My room is such a mess. I haven't attempted cleaning it in months, it seems. Right around the time when all the crap landed in there. I suppose I haven't noticed the problem because I haven't slept in that bed for quite a while. But the time is now. I have a lot to do this weekend anyway, but I don't have a choice. I must get in there and find some work clothes. MUST FIND NICE CLOTHES. Because I don't have much, but what I do have I will use over and over and over again.
I've noticed that I feel more of a need to protect the relationships I have now. Not the family ones. Screw those. They were gone way before I had any say. Friendships. More precious than before, and I don't really know why. Which could cause some problems. Where is the line drawn? How do I know if the friendship isn't worth it? You try and try and try, and in the end you tried for nothing, though I suppose you gain peace of mind. I'm sad about the loss of some friendships, but there are a few I don't seem to care much about.
A few of my friends, the ones I've been friends with for quite a long time, also expressed... extra concern about my relationship with Scott, among other things. And what with the shit I had to deal with at the time, that was the last thing I needed. But I took it because I love my friends, even though they didn't always agree with me. And we all got over it all right, though some friendships have thinned. I'm going to make sure I do what I need to do.

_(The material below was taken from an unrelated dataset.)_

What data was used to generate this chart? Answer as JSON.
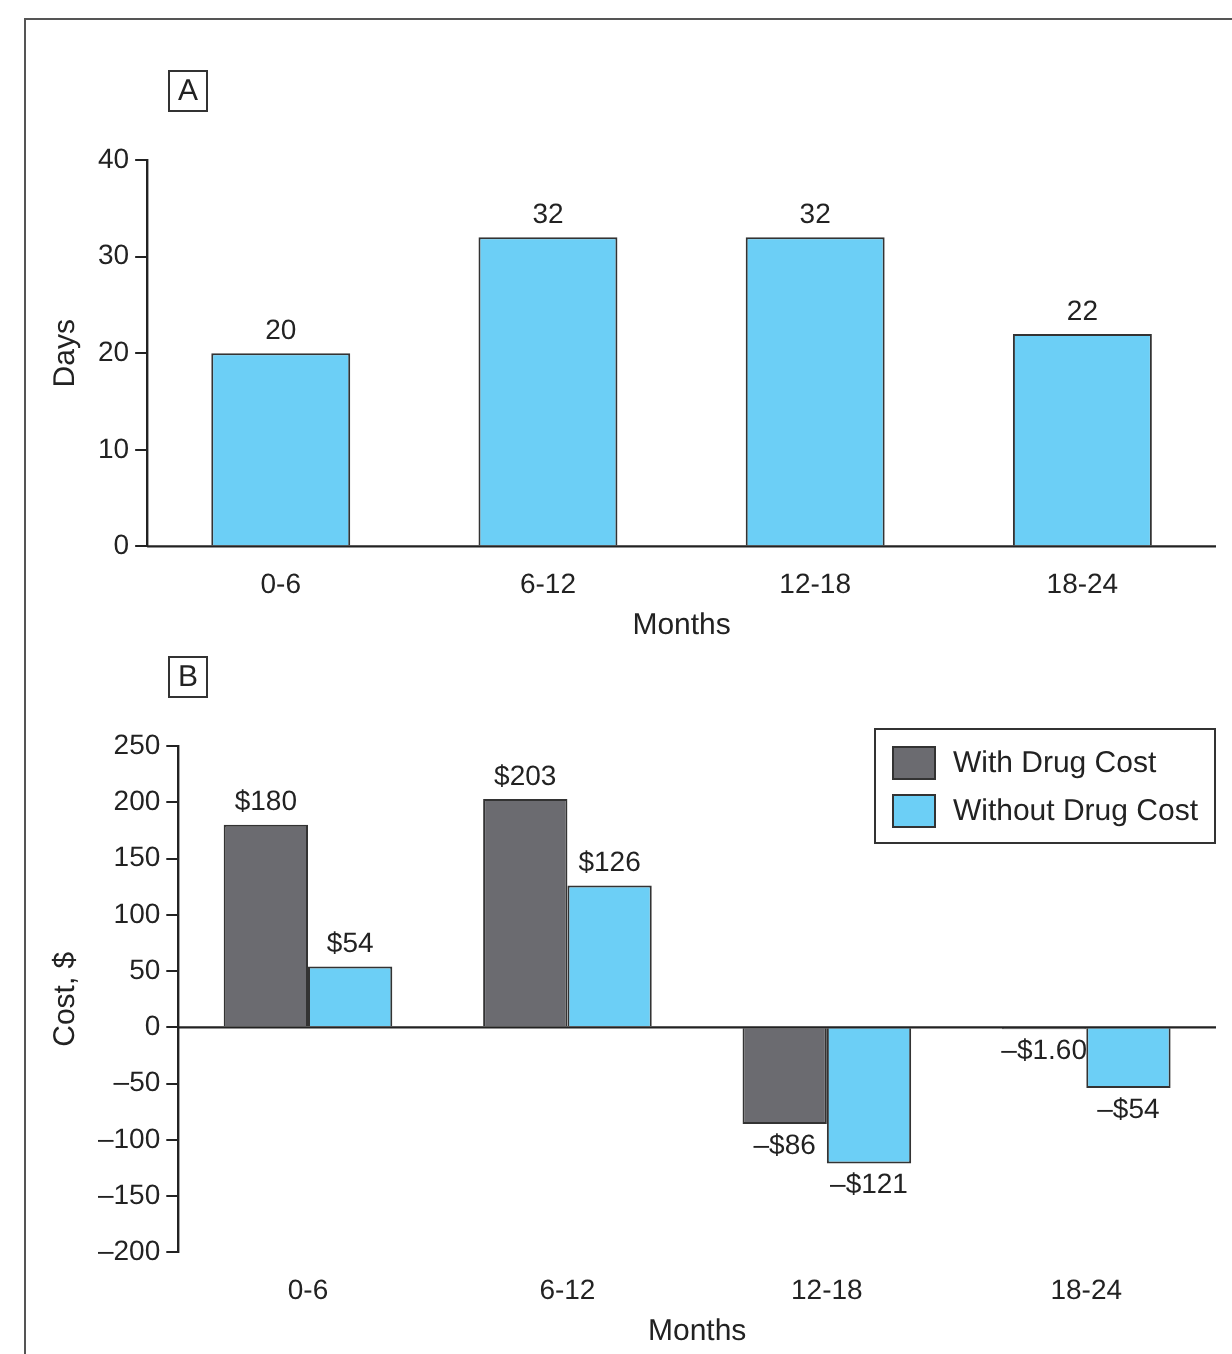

I made brownies tonight. It's my coworker John's birthday tomorrow. The girl I work with suggested I bake cupcakes. But I like brownies. So I made brownies. I have to make cookies for work on Friday, for my last day. Oo, it's my cousin Paul's birthday too. I should make him cookies too. This is a dreadful pattern, isn't it? Bake and bake and bake. My three boys don't much mind.
Good night. Need sleep to decorate brownies tomorrow morning.